2. A state cannot constitutionally confine a public utility to a return of 6% upon the value of its rapidly and inevitably wasting assets while withholding from it the privilege of including a depreciation allowance among its operating expenses. P. 292 U. S. 404.
3. In finding the fair price for gas delivered by a producing company, "delay" rentals, paid for keeping alive leases of gas lands held in reserve, should not be charged to operating expenses where sufficient depreciation allowance is made for replacement of operated lands when exhausted. Dayton Power & Light Co. v. Public Utilities Commission of Ohio, ante, p 292 U. S. 290. P. 292 U. S. 40.
4. In computing the rate base, the market or book value of gas lands not presently in use need not be included unless the time for using them is so near that they may be said to have the quality of working capital. P. 292 U. S. 406.
5. In allocating transmission property of a producing gas company, in the process of finding a fair return for gas delivered at one of many cities served by its unit system, it would be arbitrary to employ a formula based on the mileage to the particular city from an intermediate point where gas is compressed, remote from the source of supply, and which took no account of other parts of the unit system. P. 292 U. S. 408.
6. Land and rights of way held rightly omitted in measuring depreciation, no evidence of their location or present or prospective uses having been presented. Pp. 292 U. S. 410-411.
7. Going value of affiliated gas companies, not separately appraised, was in this case reflected in appraisal of the physical assets as parts of an assembled whole. P. 292 U. S. 411.
8. In rejecting the estimates of expert witnesses of going value of affiliated gas supplying corporations, the state commission did not exceed its discretion in the circumstances of this case. P. 292 U. S. 412.
9. The rule de minimis is applicable to trivial differences between opposing estimates of annual depreciation allowance in deciding upon the adequacy of a rate. P. 292 U. S. 413.
10. Under the laws of Ohio, gas companies which sell and deliver supplies of gas to affiliated distributors must serve them at reasonable rates.
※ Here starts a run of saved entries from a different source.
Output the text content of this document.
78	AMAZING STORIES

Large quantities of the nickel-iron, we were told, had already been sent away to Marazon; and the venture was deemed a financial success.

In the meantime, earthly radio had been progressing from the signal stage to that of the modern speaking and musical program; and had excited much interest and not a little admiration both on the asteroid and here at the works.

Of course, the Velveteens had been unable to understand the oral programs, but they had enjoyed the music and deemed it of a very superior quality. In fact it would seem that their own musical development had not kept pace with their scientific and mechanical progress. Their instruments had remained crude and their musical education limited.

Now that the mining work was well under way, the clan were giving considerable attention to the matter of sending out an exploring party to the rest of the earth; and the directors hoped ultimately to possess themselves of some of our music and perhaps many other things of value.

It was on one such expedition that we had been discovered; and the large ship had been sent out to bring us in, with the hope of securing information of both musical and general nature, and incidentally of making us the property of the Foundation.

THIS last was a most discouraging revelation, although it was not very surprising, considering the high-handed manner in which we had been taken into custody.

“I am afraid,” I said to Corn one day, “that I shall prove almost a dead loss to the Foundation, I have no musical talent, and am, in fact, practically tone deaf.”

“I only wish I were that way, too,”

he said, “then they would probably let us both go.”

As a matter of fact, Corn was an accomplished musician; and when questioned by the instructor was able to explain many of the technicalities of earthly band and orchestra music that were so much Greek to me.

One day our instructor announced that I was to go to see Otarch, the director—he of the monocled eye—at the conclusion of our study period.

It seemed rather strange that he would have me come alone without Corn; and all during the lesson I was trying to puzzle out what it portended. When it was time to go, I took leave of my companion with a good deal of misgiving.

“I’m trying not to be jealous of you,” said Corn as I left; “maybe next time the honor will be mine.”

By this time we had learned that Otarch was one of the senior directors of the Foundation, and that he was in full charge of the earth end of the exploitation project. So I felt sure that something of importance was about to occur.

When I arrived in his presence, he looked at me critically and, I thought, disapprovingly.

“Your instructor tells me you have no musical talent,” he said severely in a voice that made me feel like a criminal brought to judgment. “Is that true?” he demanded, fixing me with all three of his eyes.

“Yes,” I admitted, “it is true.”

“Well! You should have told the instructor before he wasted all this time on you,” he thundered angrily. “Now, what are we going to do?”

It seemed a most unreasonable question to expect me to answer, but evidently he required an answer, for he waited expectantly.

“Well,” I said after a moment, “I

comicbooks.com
P. 292 U. S. 414.
11. Insofar as a reasonable rate of a public utility is something other or higher than one not strictly confiscatory, the difference, if any, is determined with finality by the appointed officers of the state. P. 292 U. S. 414.
127 Ohio St. 109, 187 N.E. 7, reversed.
Appeal from a judgment sustaining an order fixing the rates chargeable by the appellant gas company in Columbus, Ohio. The City of Columbus had intervened in the proceedings before the Utilities Commission. The City and company took cross-appeals from the order to the court below. Cf. Dayton Power & Light Co. v. Public Utilities Commission of Ohio, ante, p. 292 U. S. 290. An earlier appeal to this Court was dismissed because the judgment was not final. 291 U.S. 651.